A fixed rate mortgage is your basic vanilla loan. The money you pay back in interest each month is agreed upon in advance and does not change for the life of the loan. The interest rate is influenced by the ten year Treasury bonds. As mentioned above, the term is for fifteen or thirty years.
An adjustable rate mortgage is just that, adjustable; reflecting short term interest rates in general. Your first year the rate is most often fixed and tempting, as it is usually a couple of points below the market percentage with a cap on how high it can go as well. So if you have an ARM rate of 3 percent with a six point cap, your interest rate can go as high as 9 percent. Within each year, the rate has limits or margin as well, normally a rise of up to two percentage points.
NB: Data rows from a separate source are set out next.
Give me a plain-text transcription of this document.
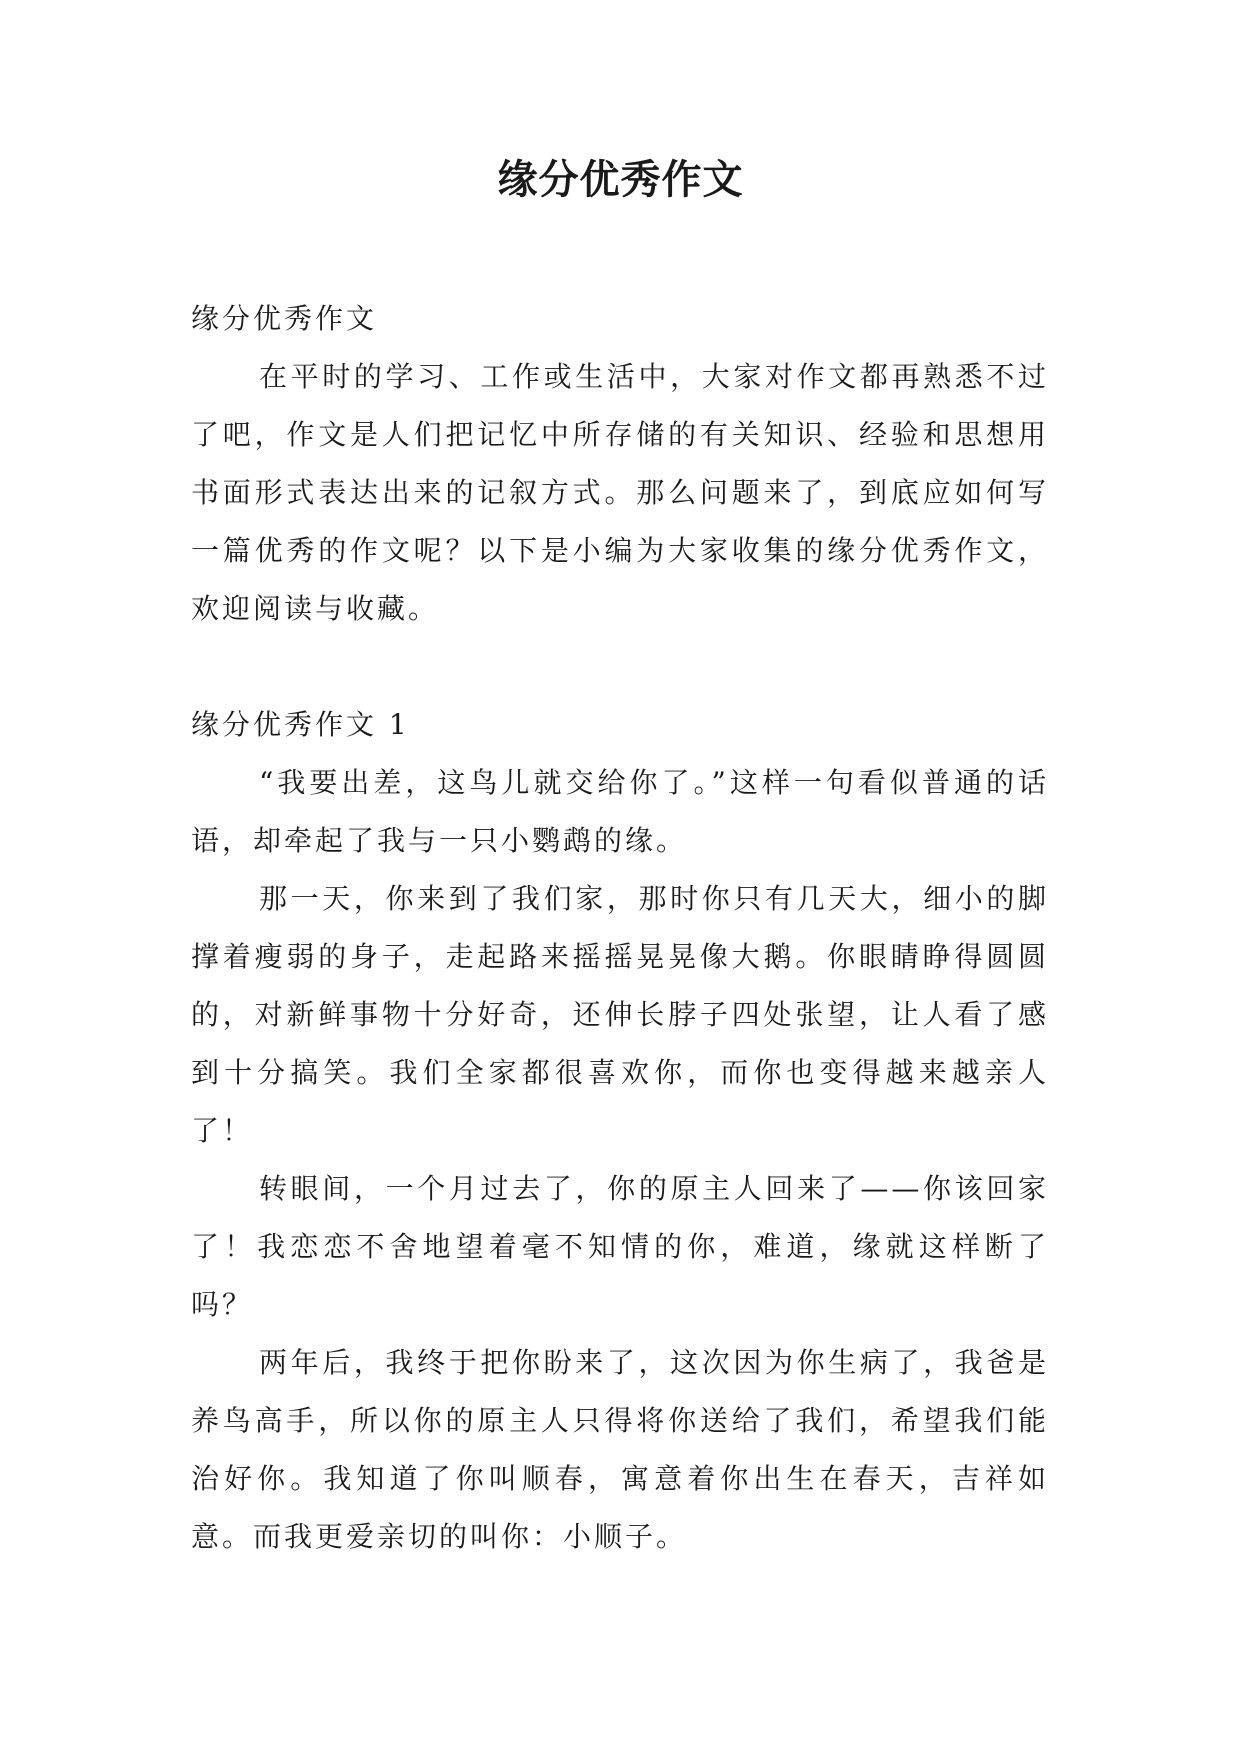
缘分优秀作文

缘分优秀作文

在平时的学习、工作或生活中，大家对作文都再熟悉不过了吧，作文是人们把记忆中所存储的有关知识、经验和思想用书面形式表达出来的记叙方式。那么问题来了，到底应如何写一篇优秀的作文呢？以下是小编为大家收集的缘分优秀作文，欢迎阅读与收藏。

缘分优秀作文 1

“我要出差，这鸟儿就交给你了。”这样一句看似普通的话语，却牵起了我与一只小鹦鹉的缘。

那一天，你来到了我们家，那时你只有几天大，细小的脚撑着瘦弱的身子，走起路来摇摇晃晃像大鹅。你眼睛睁得圆圆的，对新鲜事物十分好奇，还伸长脖子四处张望，让人看了感到十分搞笑。我们全家都很喜欢你，而你也变得越来越亲人了！

转眼间，一个月过去了，你的原主人回来了——你该回家了！我恋恋不舍地望着毫不知情的你，难道，缘就这样断了吗？

两年后，我终于把你盼来了，这次因为你生病了，我爸是养鸟高手，所以你的原主人只得将你送给了我们，希望我们能治好你。我知道了你叫顺春，寓意着你出生在春天，吉祥如意。而我更爱亲切的叫你：小顺子。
Make sure you do the math for the top numbers in your situation and get any and all rate information in writing.
This is a combination of fixed and ARM. This type of mortgage is generally fixed for odd years up to ten and then converts over to an ARM. If you feel more comfortable with a concrete grasp of your future financial picture, this is not the loan for you, as interest rates in ten years are anyone's guess.
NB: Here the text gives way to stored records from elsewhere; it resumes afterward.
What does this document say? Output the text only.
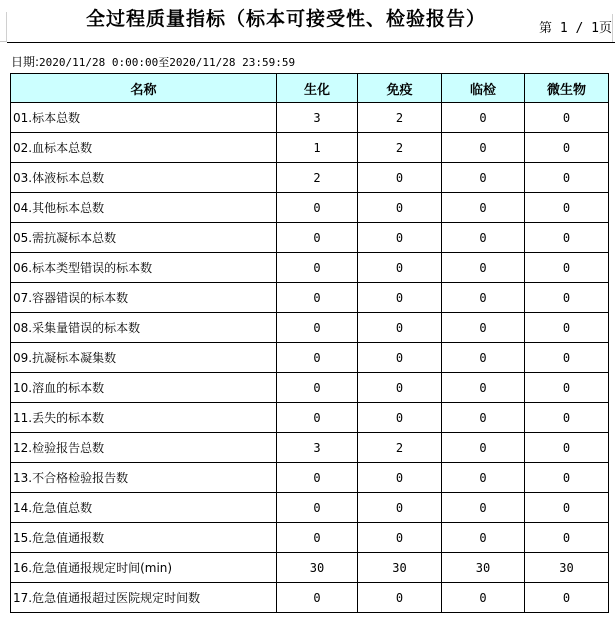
全过程质量指标（标本可接受性、检验报告）	第 1 / 1页
日期:2020/11/28 0:00:00至2020/11/28 23:59:59
名称	生化	免疫	临检	微生物
01.标本总数	3	2	0	0
02.血标本总数	1	2	0	0
03.体液标本总数	2	0	0	0
04.其他标本总数	0	0	0	0
05.需抗凝标本总数	0	0	0	0
06.标本类型错误的标本数	0	0	0	0
07.容器错误的标本数	0	0	0	0
08.采集量错误的标本数	0	0	0	0
09.抗凝标本凝集数	0	0	0	0
10.溶血的标本数	0	0	0	0
11.丢失的标本数	0	0	0	0
12.检验报告总数	3	2	0	0
13.不合格检验报告数	0	0	0	0
14.危急值总数	0	0	0	0
15.危急值通报数	0	0	0	0
16.危急值通报规定时间(min)	30	30	30	30
17.危急值通报超过医院规定时间数	0	0	0	0
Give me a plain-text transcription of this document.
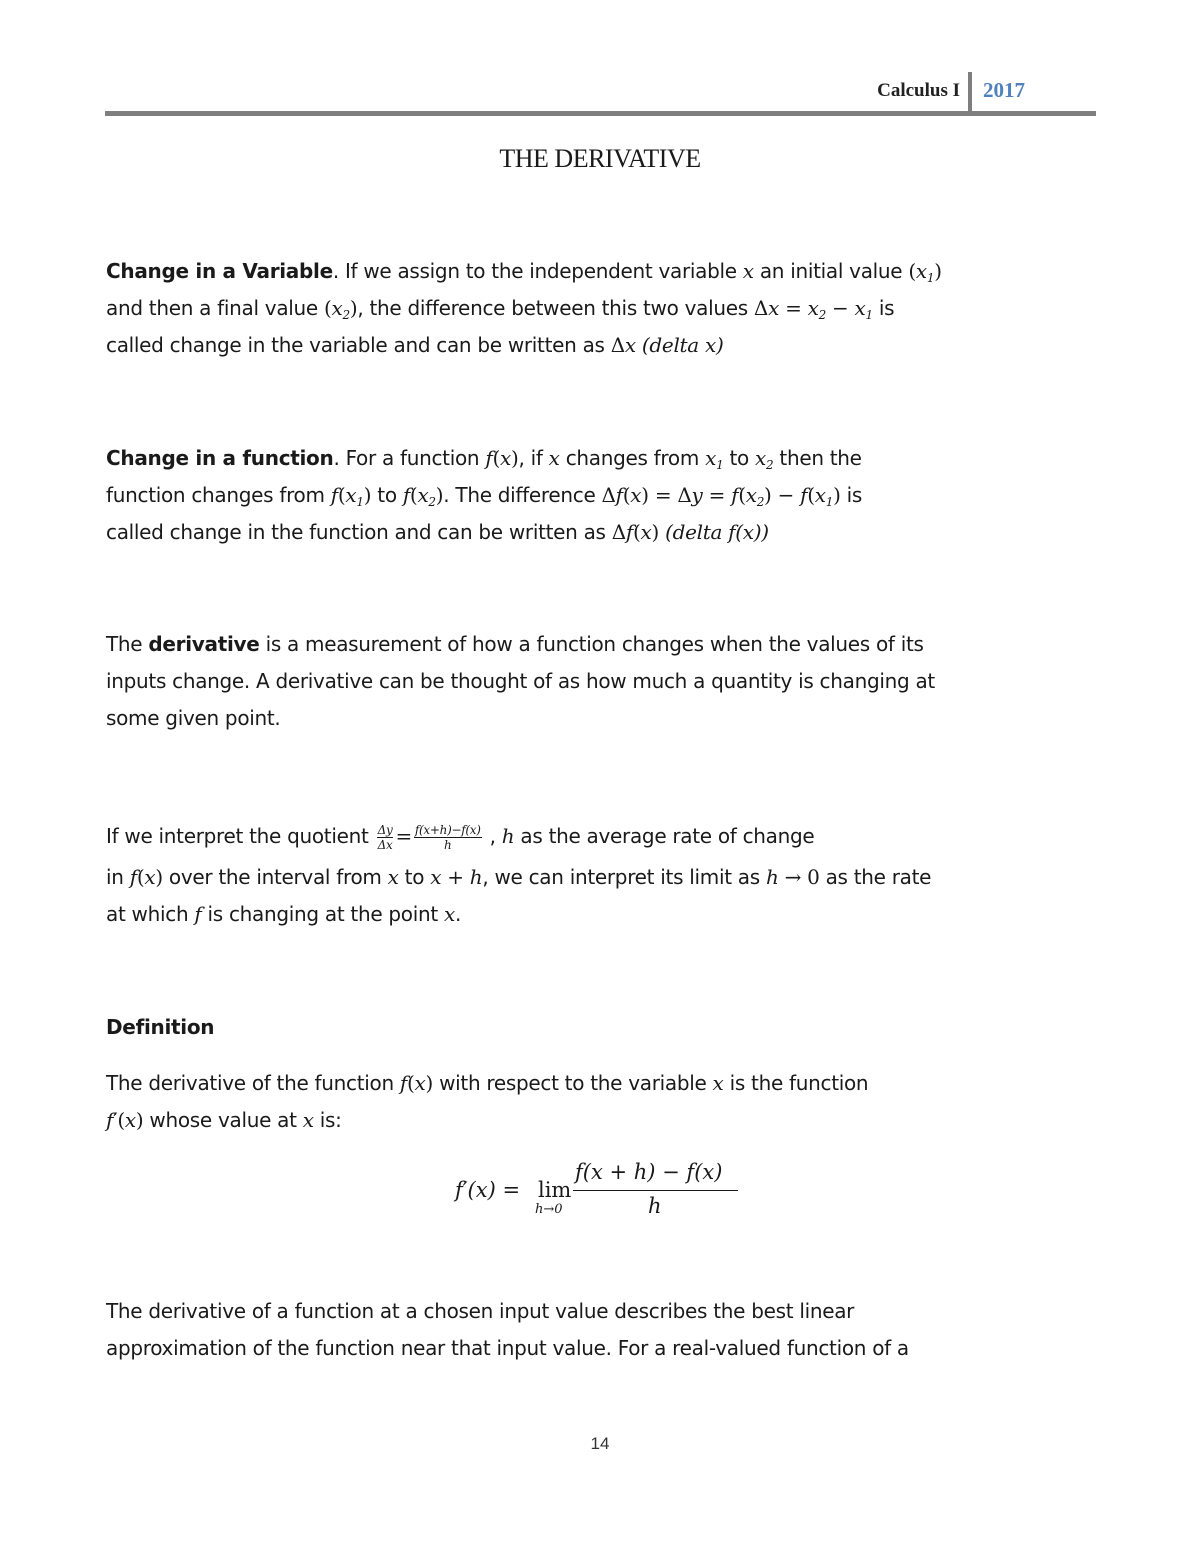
Calculus I 2017
THE DERIVATIVE
Change in a Variable. If we assign to the independent variable x an initial value $(x_1)$
and then a final value $(x_2)$, the difference between this two values $\Delta x = x_2 - x_1$ is
called change in the variable and can be written as Δx (delta x)
Change in a function. For a function f(x), if x changes from $x_1$ to $x_2$ then the
function changes from $f(x_1)$ to $f(x_2)$. The difference $\Delta f(x) = \Delta y = f(x_2) - f(x_1)$ is
called change in the function and can be written as Δf(x) (delta f(x))
The derivative is a measurement of how a function changes when the values of its
inputs change. A derivative can be thought of as how much a quantity is changing at
some given point.
If we interpret the quotient $\frac{\Delta y}{\Delta x} = \frac{f(x+h)-f(x)}{h}$ , h as the average rate of change
in f(x) over the interval from x to x + h, we can interpret its limit as h → 0 as the rate
at which f is changing at the point x.
Definition
The derivative of the function f(x) with respect to the variable x is the function
f′(x) whose value at x is:
f′(x) = lim
h→0
f(x + h) − f(x)
h
The derivative of a function at a chosen input value describes the best linear
approximation of the function near that input value. For a real-valued function of a
14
A balloon loan is a type of hybrid, where you borrow money for a short amount of time, say five years, but the payments are for a 30 year amortization. At the end of five years, you will need to pay back the principal that remains. The enticement is the lower interest. Change your mind however and you could be stuck with taking out another mortgage with all the attending time, fees and new interest rate to cover that final payment. This loan is better for those who intend to live in their new home for a short amount of time but want the fixed rate security.
COFI or "cost of funds index" is an ARM that gets adjusted every month with no total or incremental caps. However, the rate is based on a generally very slow moving index, i.e., the rate the banks pay depositors. You can pay more than assessed each month as your finances dictate.
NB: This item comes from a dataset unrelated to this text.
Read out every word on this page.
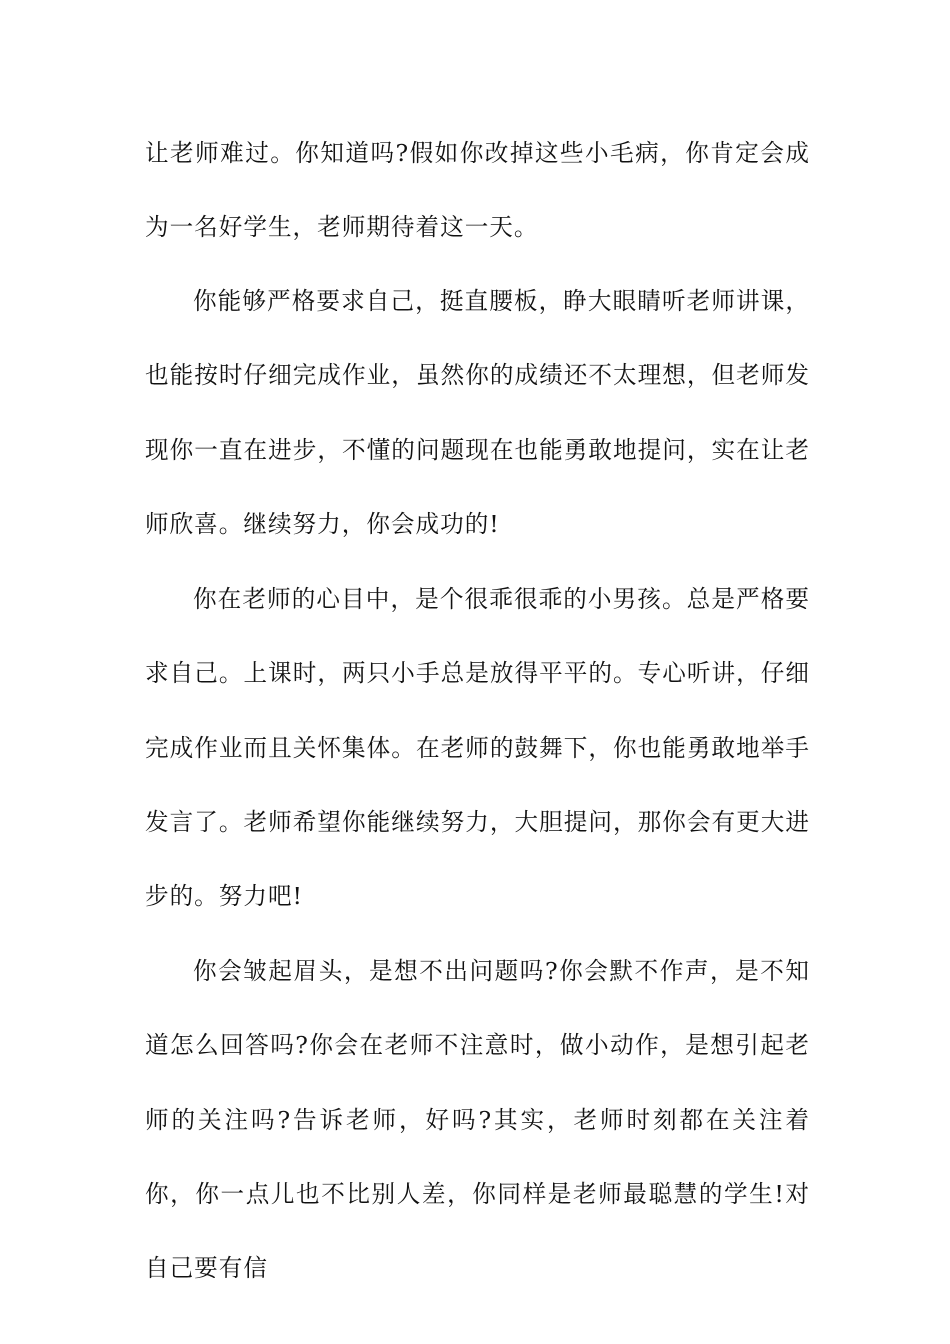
让老师难过。你知道吗?假如你改掉这些小毛病，你肯定会成为一名好学生，老师期待着这一天。

你能够严格要求自己，挺直腰板，睁大眼睛听老师讲课，也能按时仔细完成作业，虽然你的成绩还不太理想，但老师发现你一直在进步，不懂的问题现在也能勇敢地提问，实在让老师欣喜。继续努力，你会成功的!

你在老师的心目中，是个很乖很乖的小男孩。总是严格要求自己。上课时，两只小手总是放得平平的。专心听讲，仔细完成作业而且关怀集体。在老师的鼓舞下，你也能勇敢地举手发言了。老师希望你能继续努力，大胆提问，那你会有更大进步的。努力吧!

你会皱起眉头，是想不出问题吗?你会默不作声，是不知道怎么回答吗?你会在老师不注意时，做小动作，是想引起老师的关注吗?告诉老师，好吗?其实，老师时刻都在关注着你，你一点儿也不比别人差，你同样是老师最聪慧的学生!对自己要有信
The Federal Housing Administration is a federal agency that helps low and moderate wage earners purchase homes. Although the FHA doesn't actually lend the money, it
insures the loans,
allows the buyer to take out loans with a minimum down payment of about 3 percent of the home's value
offers an interest rate about 1 percent below market rates.
Since the FHA is paying for the mortgage insurance, a homeowner with an FHA loan will have to pay a charge for that insurance. Also, the home must be inspected by an FHA appraiser before any loan can be granted.
Veteran Administration Loans
If you are a certifiably eligible veteran you may be able to get a VA loan with a lower interest rate and no or low down payment.
Wanna live in the boonies?
The address you are considering may qualify as a rural area or depressed region. There are federal loans you may qualify for that are similar to the FHA options but allow your income level to exceed the FHA levels. Check it out.
Interest only mortgages
The Mother of All Loans
Interest only mortgages (IO) are something of a rage these days as people use the real estate market as an investment. You will pay only the interest on the loan for the first couple of years but beware the unpredictable real estate market. Come selling time, the house may not be worth as much as you paid for it and you will have to come up with the extra money to pay the loan back...money that you may not have.
Be very careful considering interest only mortgages as there are a number of variables that need to be in-sync for this to be a good deal for you.